Le point d’orgue du démantèlement interviendra en pleine épidémie de Covid-19, à l’été 2020, avec le redressement judiciaire de La Halle. Sur les 830 magasins (et 5.500 emplois) que comptait encore l’enseigne de vêtements et chaussures, 508 avaient été repris dont 366 par Beaumanoir.
« A La Halle surtout, il y avait une vraie culture d’entreprise », regrette Gérald Gautier, qui y était rentré « il y a 20 ans ». « Les gens prenaient du plaisir à travailler ensemble et formaient une vraie famille.
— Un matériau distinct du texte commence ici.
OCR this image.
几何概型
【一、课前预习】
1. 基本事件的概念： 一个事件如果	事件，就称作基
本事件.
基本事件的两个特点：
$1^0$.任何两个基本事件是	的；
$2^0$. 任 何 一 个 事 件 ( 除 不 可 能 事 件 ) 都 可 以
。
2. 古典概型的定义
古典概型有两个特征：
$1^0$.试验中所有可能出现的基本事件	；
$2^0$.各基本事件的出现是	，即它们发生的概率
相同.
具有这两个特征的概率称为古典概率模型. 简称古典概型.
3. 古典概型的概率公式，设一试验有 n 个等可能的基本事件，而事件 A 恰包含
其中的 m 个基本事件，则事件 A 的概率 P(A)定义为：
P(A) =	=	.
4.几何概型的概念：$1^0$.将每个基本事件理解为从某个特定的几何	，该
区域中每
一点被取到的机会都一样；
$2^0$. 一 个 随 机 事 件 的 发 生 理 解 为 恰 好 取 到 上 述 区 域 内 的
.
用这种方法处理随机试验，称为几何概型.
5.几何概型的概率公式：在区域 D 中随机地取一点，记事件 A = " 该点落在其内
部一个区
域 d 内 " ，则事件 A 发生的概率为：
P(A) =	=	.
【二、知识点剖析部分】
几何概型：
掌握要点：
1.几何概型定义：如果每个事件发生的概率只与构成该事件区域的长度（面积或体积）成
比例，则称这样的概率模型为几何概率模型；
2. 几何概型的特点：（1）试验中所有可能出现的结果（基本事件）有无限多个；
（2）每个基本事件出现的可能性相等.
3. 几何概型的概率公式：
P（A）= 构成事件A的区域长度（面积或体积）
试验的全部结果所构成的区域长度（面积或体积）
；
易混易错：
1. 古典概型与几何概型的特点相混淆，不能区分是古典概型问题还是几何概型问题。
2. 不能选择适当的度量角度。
Tout a été détruit au fur et à mesure ».
Dans le quotidien Les Echos mardi, le président de Vivarte, Patrick Puy, un spécialiste de la restructuration d’entreprises arrivé aux commandes en 2016, a estimé que le démantèlement du groupe « était inéluctable ».
« Tout ça fait mal au coeur », conclut Jean-Louis Alfred, qui lance un appel aux responsables politiques: « La dernière chose qu’on puisse faire pour Vivarte, pour tous ces salariés qui se sont sentis des sous-citoyens, ce serait de légiférer contre ce genre de montage, et contre ce genre de fonds, qui n’arrivent que pour démanteler un groupe ».